Tiere als Rechtssubjekte: Versuch über die prekäre gesellschaftliche Evolution der Tierliebe.

Von Caroline Fetscher

Als Washoe nach Amerika kam, im Juni 1966, war sie etwa ein Jahr alt. Großgezogen wurde sie dort von Allen und Beatrice Gardner, einem Forscherpaar der Universität Nevada. Da Washoe nicht sprechen konnte, gingen die Gardners mit ihr um wie mit einem taubstummen Kind. Doch Washoe war kein Kind. Sie hatte dichtes, dunkles Fell, eine platte Nasenpartie, lange Arme und Beine. Washoe war eine Schimpansin, ein Affe der afrikanischen Art Pan troglodytes verus. Ein Menschenaffe, der zum menschlichen Affen mutieren sollte und, wohlgemerkt, aufgezogen wurde „wie ein Kind“. Diese semantische Spur wird sich als zentral und relevant erweisen.

Angehörige der amerikanischen Luftwaffe hatten das Tier von Jägern in Westafrikas Regenwäldern erhalten und es in ein Versuchslabor des Luftwaffenstützpunkts von Neu-Mexiko transportiert. Dort fanden es die Gardners, kauften es, tauften es nach einer Region Nevadas und setzten Washoe für ihre psychologische Forschung ein, auf der Suche nach Belegen für die kognitiven Spielräume von Primaten.
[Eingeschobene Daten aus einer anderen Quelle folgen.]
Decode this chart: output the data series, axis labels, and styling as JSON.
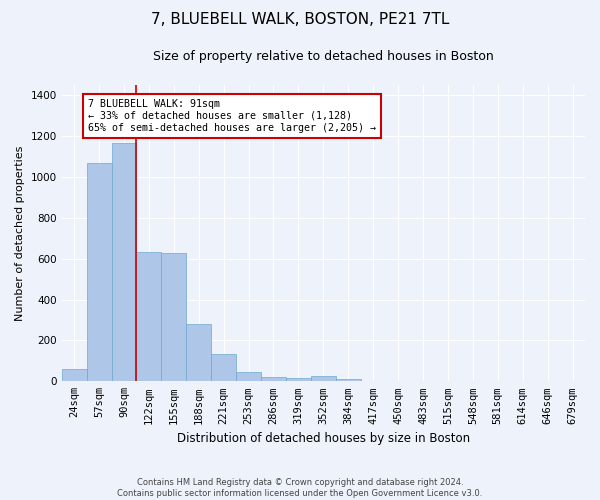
{
  "title": "7, BLUEBELL WALK, BOSTON, PE21 7TL",
  "subtitle": "Size of property relative to detached houses in Boston",
  "xlabel": "Distribution of detached houses by size in Boston",
  "ylabel": "Number of detached properties",
  "footnote": "Contains HM Land Registry data © Crown copyright and database right 2024.\nContains public sector information licensed under the Open Government Licence v3.0.",
  "categories": [
    "24sqm",
    "57sqm",
    "90sqm",
    "122sqm",
    "155sqm",
    "188sqm",
    "221sqm",
    "253sqm",
    "286sqm",
    "319sqm",
    "352sqm",
    "384sqm",
    "417sqm",
    "450sqm",
    "483sqm",
    "515sqm",
    "548sqm",
    "581sqm",
    "614sqm",
    "646sqm",
    "679sqm"
  ],
  "values": [
    62,
    1070,
    1165,
    635,
    630,
    280,
    135,
    45,
    22,
    18,
    25,
    12,
    0,
    0,
    0,
    0,
    0,
    0,
    0,
    0,
    0
  ],
  "bar_color": "#aec6e8",
  "bar_edge_color": "#6fa8d0",
  "highlight_index": 2,
  "highlight_color_red": "#cc0000",
  "annotation_text": "7 BLUEBELL WALK: 91sqm\n← 33% of detached houses are smaller (1,128)\n65% of semi-detached houses are larger (2,205) →",
  "ylim": [
    0,
    1450
  ],
  "yticks": [
    0,
    200,
    400,
    600,
    800,
    1000,
    1200,
    1400
  ],
  "bg_color": "#eef2fb",
  "grid_color": "#ffffff",
  "title_fontsize": 11,
  "subtitle_fontsize": 9,
  "tick_fontsize": 7.5,
  "ylabel_fontsize": 8,
  "xlabel_fontsize": 8.5
}
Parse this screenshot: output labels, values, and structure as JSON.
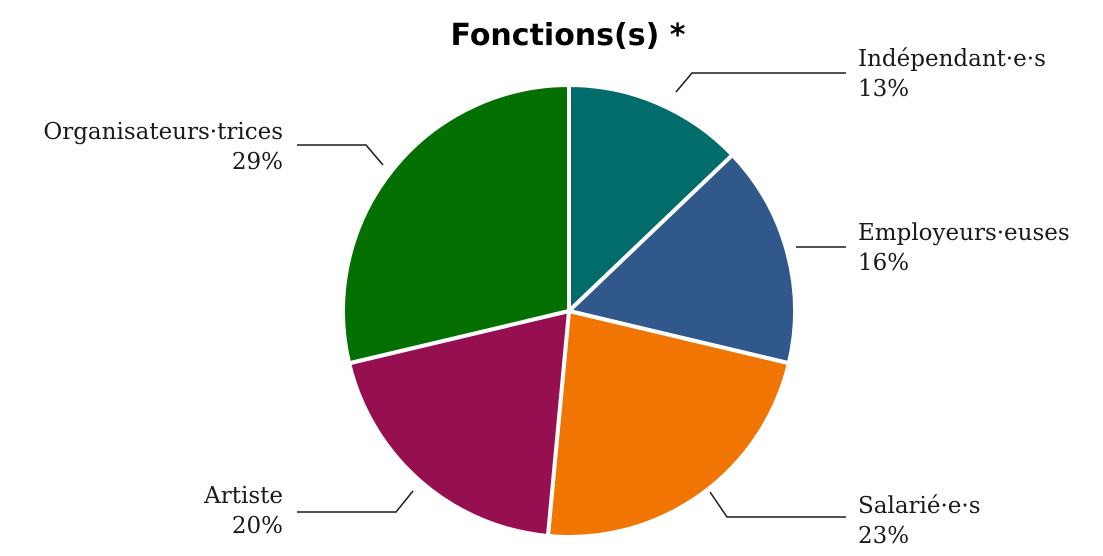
{
  "chart_data": {
    "type": "pie",
    "title": "Fonctions(s) *",
    "slices": [
      {
        "label": "Indépendant·e·s",
        "value": 13,
        "value_label": "13%",
        "color": "#016c69"
      },
      {
        "label": "Employeurs·euses",
        "value": 16,
        "value_label": "16%",
        "color": "#30588a"
      },
      {
        "label": "Salarié·e·s",
        "value": 23,
        "value_label": "23%",
        "color": "#f07502"
      },
      {
        "label": "Artiste",
        "value": 20,
        "value_label": "20%",
        "color": "#960f51"
      },
      {
        "label": "Organisateurs·trices",
        "value": 29,
        "value_label": "29%",
        "color": "#037001"
      }
    ],
    "start_angle": "12 o'clock",
    "direction": "clockwise",
    "legend": "none"
  }
}
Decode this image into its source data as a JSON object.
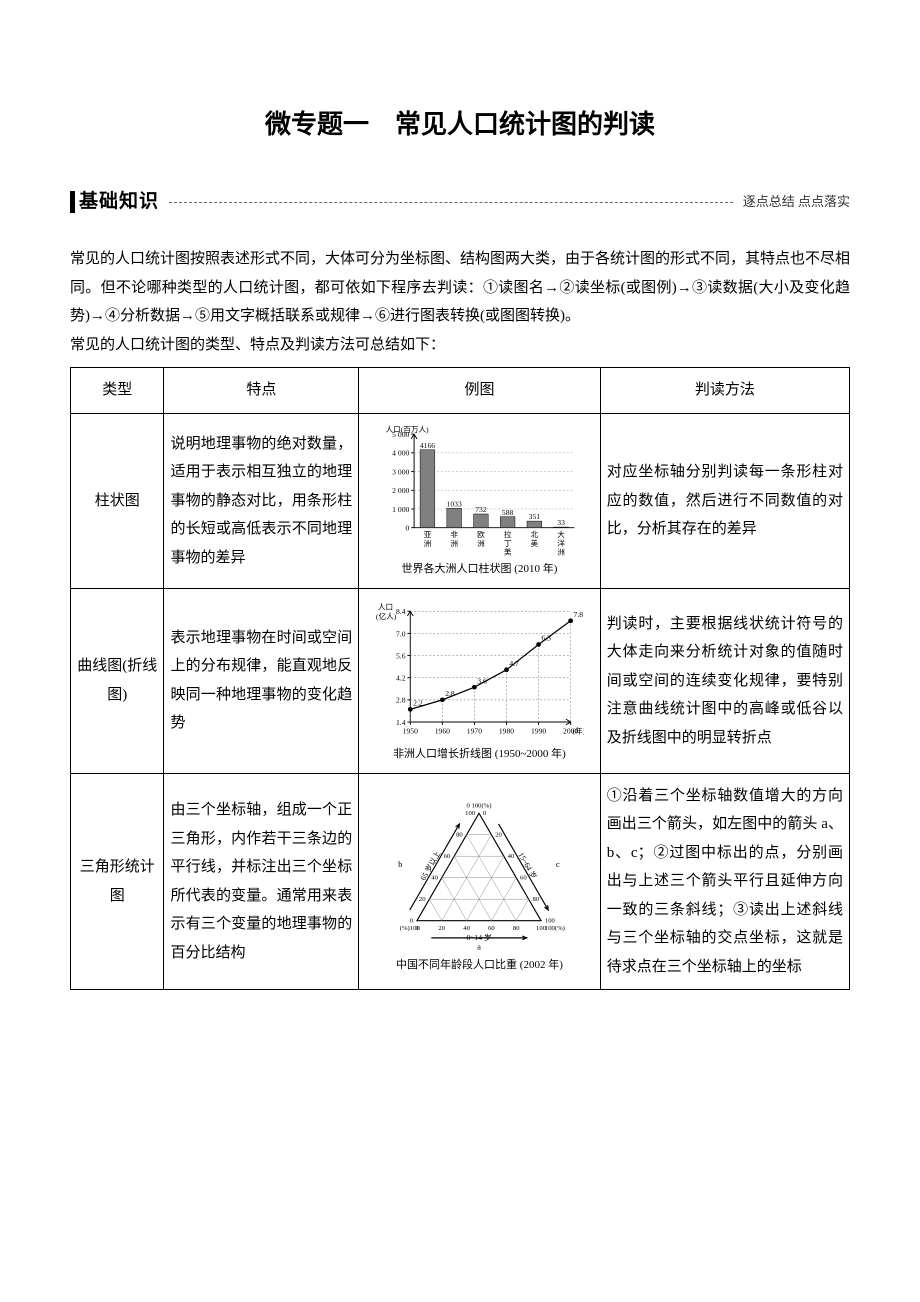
{
  "title": "微专题一　常见人口统计图的判读",
  "section": {
    "label": "基础知识",
    "tagline": "逐点总结  点点落实"
  },
  "intro": {
    "p1": "常见的人口统计图按照表述形式不同，大体可分为坐标图、结构图两大类，由于各统计图的形式不同，其特点也不尽相同。但不论哪种类型的人口统计图，都可依如下程序去判读：①读图名→②读坐标(或图例)→③读数据(大小及变化趋势)→④分析数据→⑤用文字概括联系或规律→⑥进行图表转换(或图图转换)。",
    "p2": "常见的人口统计图的类型、特点及判读方法可总结如下："
  },
  "headers": [
    "类型",
    "特点",
    "例图",
    "判读方法"
  ],
  "rows": [
    {
      "type": "柱状图",
      "feature": "说明地理事物的绝对数量，适用于表示相互独立的地理事物的静态对比，用条形柱的长短或高低表示不同地理事物的差异",
      "method": "对应坐标轴分别判读每一条形柱对应的数值，然后进行不同数值的对比，分析其存在的差异"
    },
    {
      "type": "曲线图(折线图)",
      "feature": "表示地理事物在时间或空间上的分布规律，能直观地反映同一种地理事物的变化趋势",
      "method": "判读时，主要根据线状统计符号的大体走向来分析统计对象的值随时间或空间的连续变化规律，要特别注意曲线统计图中的高峰或低谷以及折线图中的明显转折点"
    },
    {
      "type": "三角形统计图",
      "feature": "由三个坐标轴，组成一个正三角形，内作若干三条边的平行线，并标注出三个坐标所代表的变量。通常用来表示有三个变量的地理事物的百分比结构",
      "method": "①沿着三个坐标轴数值增大的方向画出三个箭头，如左图中的箭头 a、b、c；②过图中标出的点，分别画出与上述三个箭头平行且延伸方向一致的三条斜线；③读出上述斜线与三个坐标轴的交点坐标，这就是待求点在三个坐标轴上的坐标"
    }
  ],
  "barChart": {
    "type": "bar",
    "ylabel": "人口(百万人)",
    "categories": [
      "亚洲",
      "非洲",
      "欧洲",
      "拉丁美洲",
      "北美",
      "大洋洲"
    ],
    "values": [
      4166,
      1033,
      732,
      588,
      351,
      33
    ],
    "ylim": [
      0,
      5000
    ],
    "yticks": [
      0,
      1000,
      2000,
      3000,
      4000,
      5000
    ],
    "bar_color": "#808080",
    "axis_color": "#000000",
    "tick_fontsize": 8,
    "caption": "世界各大洲人口柱状图 (2010 年)"
  },
  "lineChart": {
    "type": "line",
    "ylabel": "人口\n(亿人)",
    "years": [
      1950,
      1960,
      1970,
      1980,
      1990,
      2000
    ],
    "values": [
      2.2,
      2.8,
      3.6,
      4.7,
      6.3,
      7.8
    ],
    "ylim": [
      1.4,
      8.4
    ],
    "yticks": [
      1.4,
      2.8,
      4.2,
      5.6,
      7.0,
      8.4
    ],
    "line_color": "#000000",
    "marker": "circle",
    "marker_fill": "#000000",
    "grid_color": "#666666",
    "caption": "非洲人口增长折线图 (1950~2000 年)",
    "xlabel_suffix": "(年)"
  },
  "triangleChart": {
    "type": "ternary",
    "axis_labels": {
      "a": "0~14 岁",
      "b": "65 岁以上",
      "c": "15~64 岁"
    },
    "tick_values": [
      0,
      20,
      40,
      60,
      80,
      100
    ],
    "unit": "(%)",
    "arrow_labels": [
      "a",
      "b",
      "c"
    ],
    "axis_color": "#000000",
    "grid_color": "#888888",
    "caption": "中国不同年龄段人口比重 (2002 年)"
  }
}
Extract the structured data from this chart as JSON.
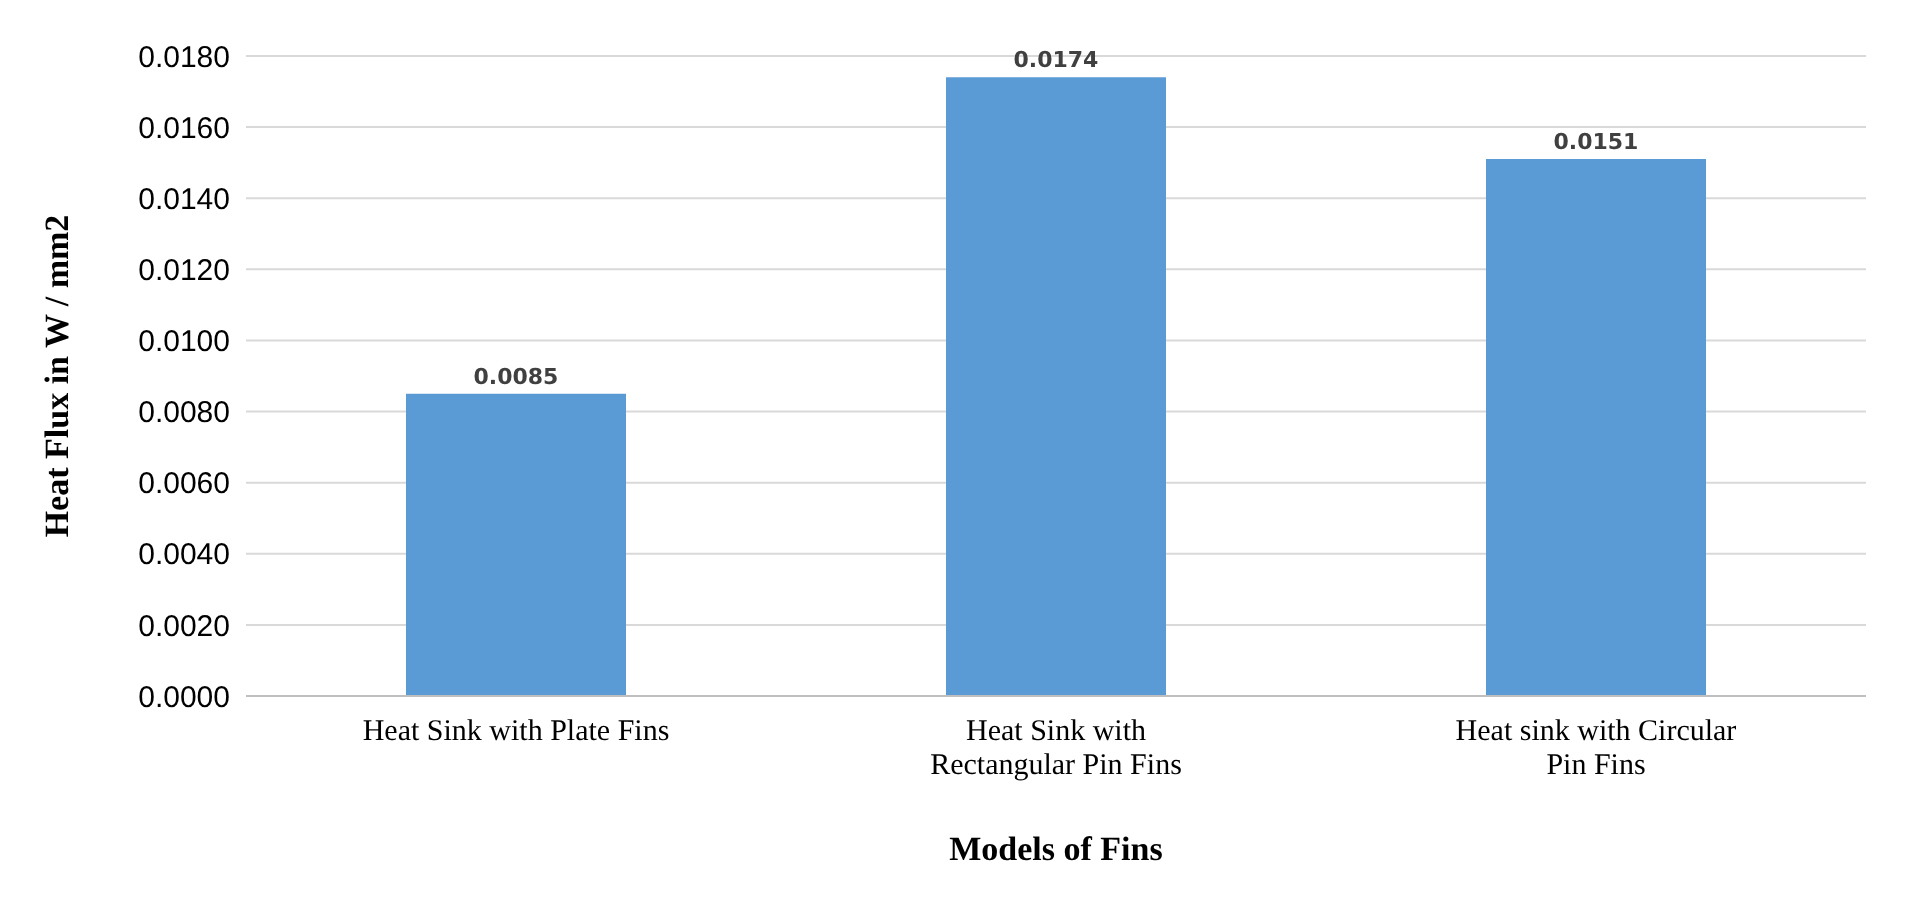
{
  "chart_data": {
    "type": "bar",
    "xlabel": "Models of Fins",
    "ylabel": "Heat Flux in W / mm2",
    "categories": [
      "Heat Sink with Plate Fins",
      "Heat Sink with Rectangular Pin Fins",
      "Heat sink with Circular Pin Fins"
    ],
    "values": [
      0.0085,
      0.0174,
      0.0151
    ],
    "data_labels": true,
    "color": "#5b9bd5",
    "ylim": [
      0,
      0.018
    ],
    "yticks": [
      {
        "value": 0,
        "label": "0.0000"
      },
      {
        "value": 0.002,
        "label": "0.0020"
      },
      {
        "value": 0.004,
        "label": "0.0040"
      },
      {
        "value": 0.006,
        "label": "0.0060"
      },
      {
        "value": 0.008,
        "label": "0.0080"
      },
      {
        "value": 0.01,
        "label": "0.0100"
      },
      {
        "value": 0.012,
        "label": "0.0120"
      },
      {
        "value": 0.014,
        "label": "0.0140"
      },
      {
        "value": 0.016,
        "label": "0.0160"
      },
      {
        "value": 0.018,
        "label": "0.0180"
      }
    ],
    "grid": "y",
    "legend": false
  }
}
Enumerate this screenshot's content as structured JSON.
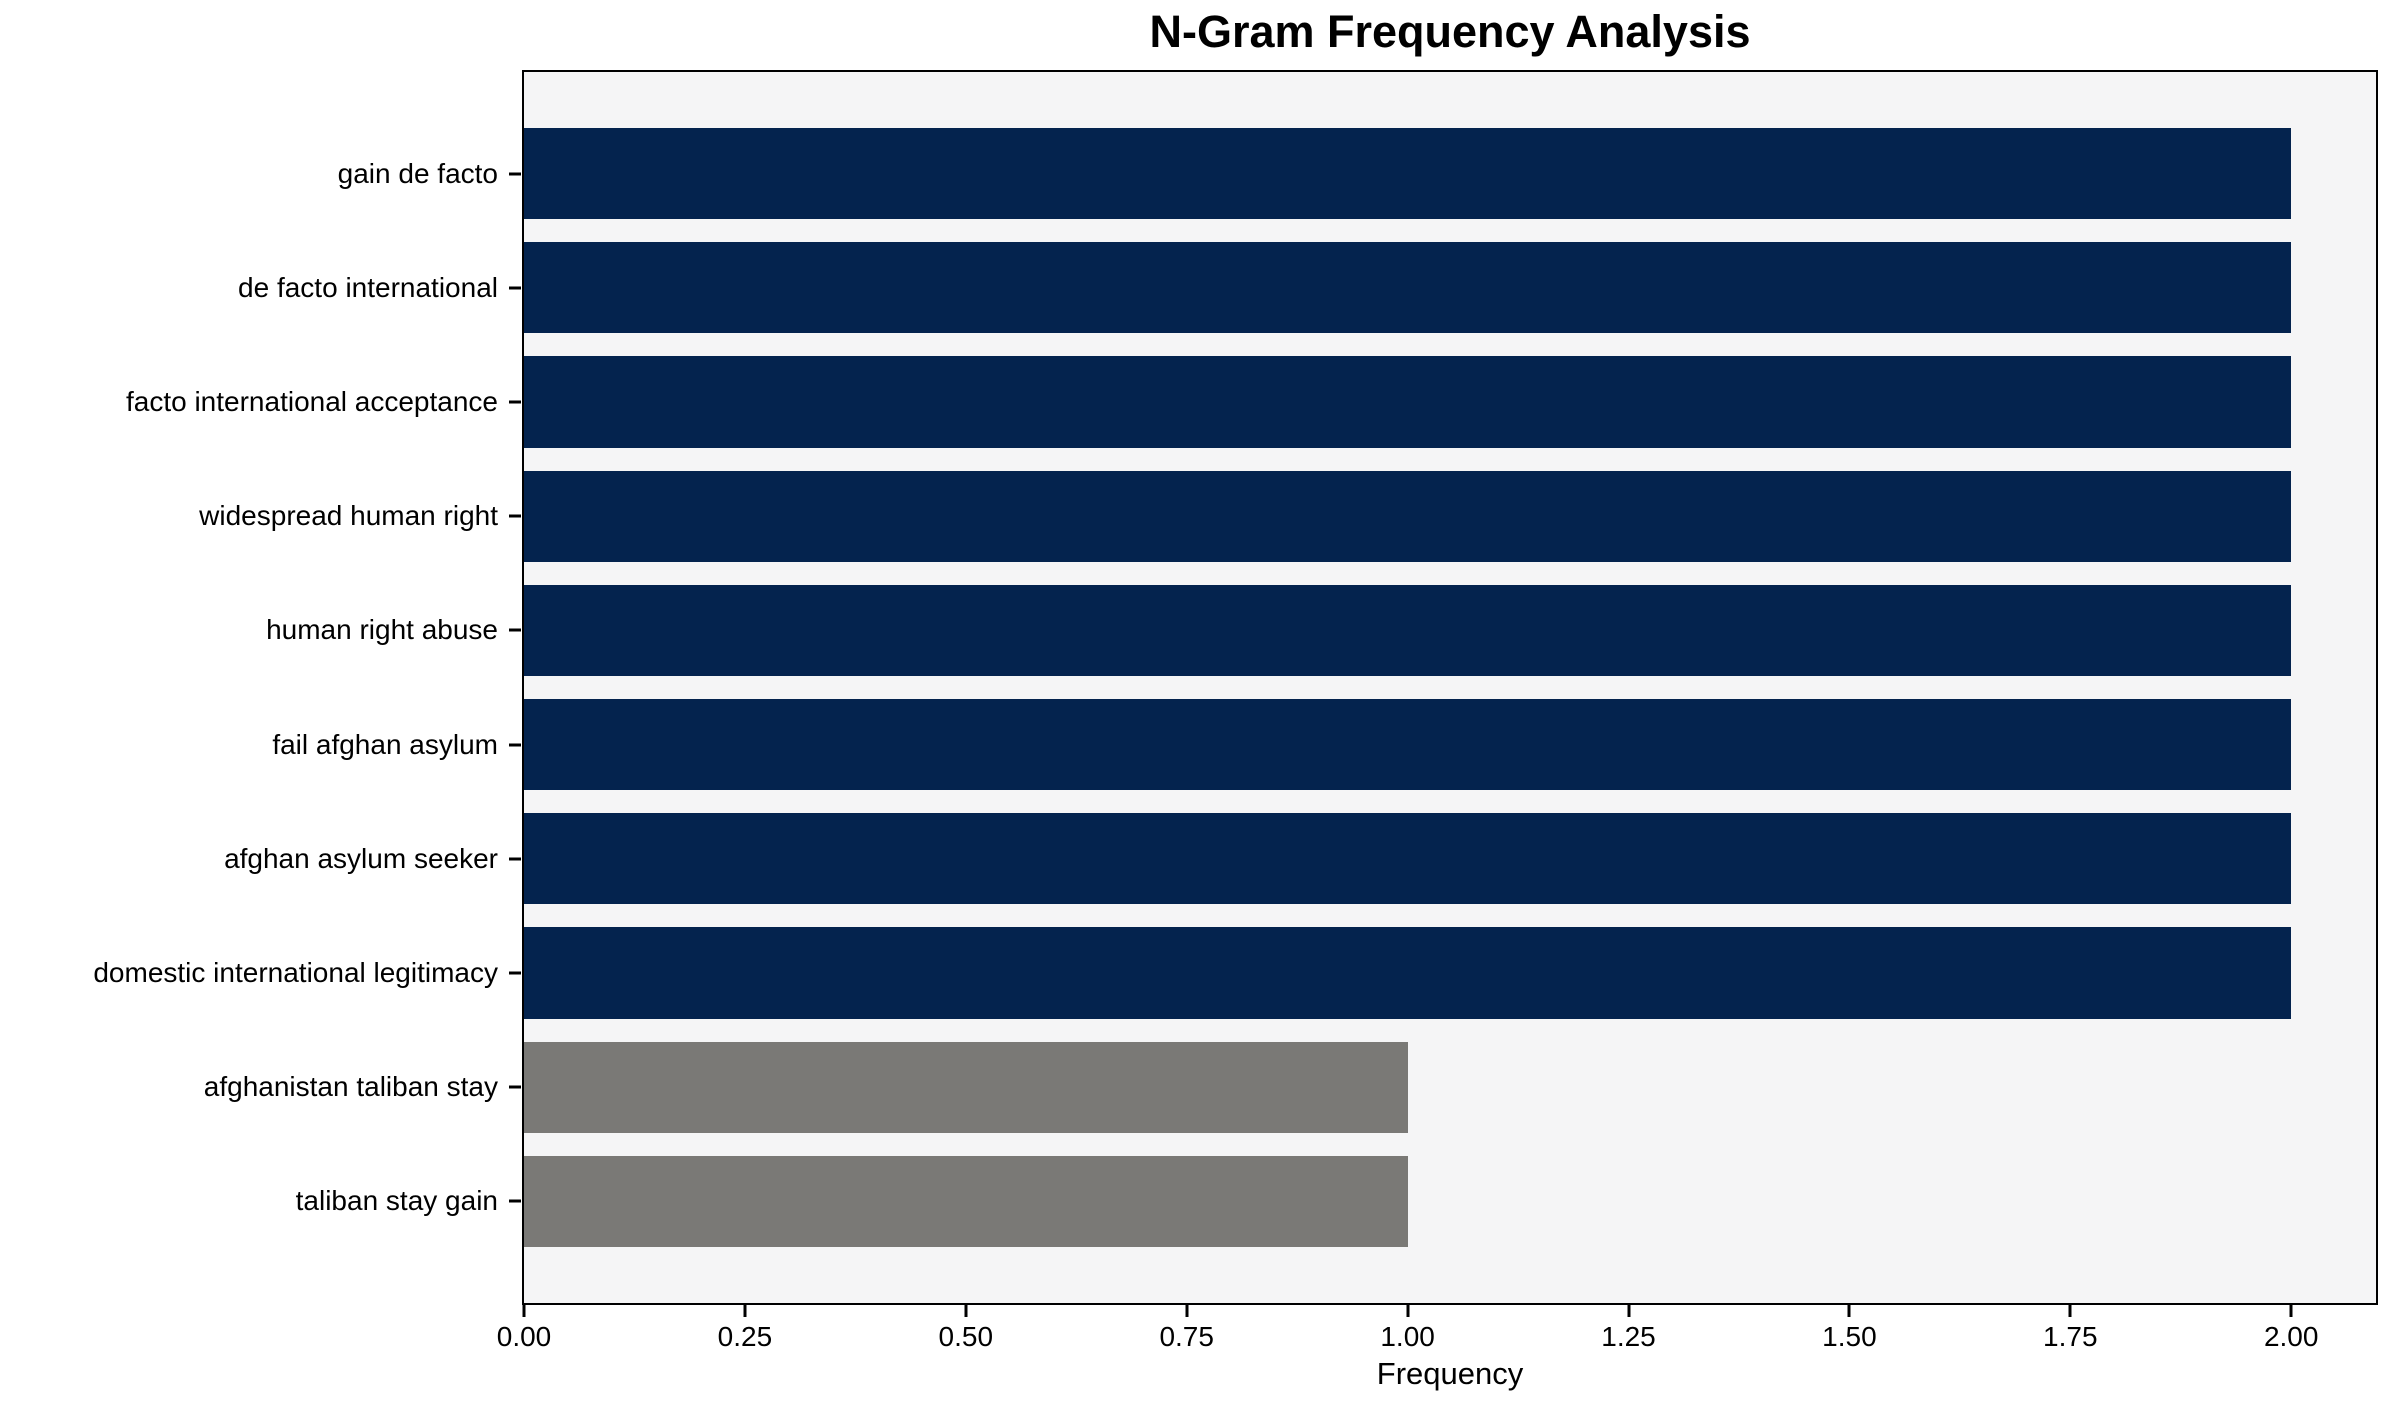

Mit den Gardners forschte ein ganzes Team von Wissenschaftlern, spielte mit Washoe, scherzte und schimpfte mit ihr – und lehrte sie Zeichen der amerikanischen Gebärdensprache. Washoe lernte und wurde zu einer Sensation für Welt und Wissenschaft.

Vernunft und Sprache, diese beiden Charakteristika unterscheiden Menschen von Tieren. Washoes Aufgabe war es, in den Händen der Forschung zum Ausweis eines Gegenbelegs zu mutieren. Als wohl erstes, nichtmenschliches Wesen erlangte, so die Forscher, hier ein Tier einen Ansatz von Sprachfähigkeit. Mehr als 200 Ausdrücke soll Washoe beherrscht haben (Kritiker lassen nur knapp zwei Dutzend gelten); die Sätze der Schimpansin wiesen bis zu drei Worte auf. Am 30. September 2007 starb das berühmte Tier in Washington an Altersschwäche. In Nachrufen rühmten Pfleger und Halter Washoes „Sinn für Humor“. Sie sei „fair und freundlich“ gewesen, sie habe „Loyalität“ gegenüber befreundeten Menschen wie Schimpansen gezeigt. Washoe, sagten sie, schätzte das Blättern in Schuhkatalogen. Mehr noch als dem Standard-Haustier Hund schrieb man Washoe Eigenschaften zu, die wenngleich schlicht, den menschlichen gleichen.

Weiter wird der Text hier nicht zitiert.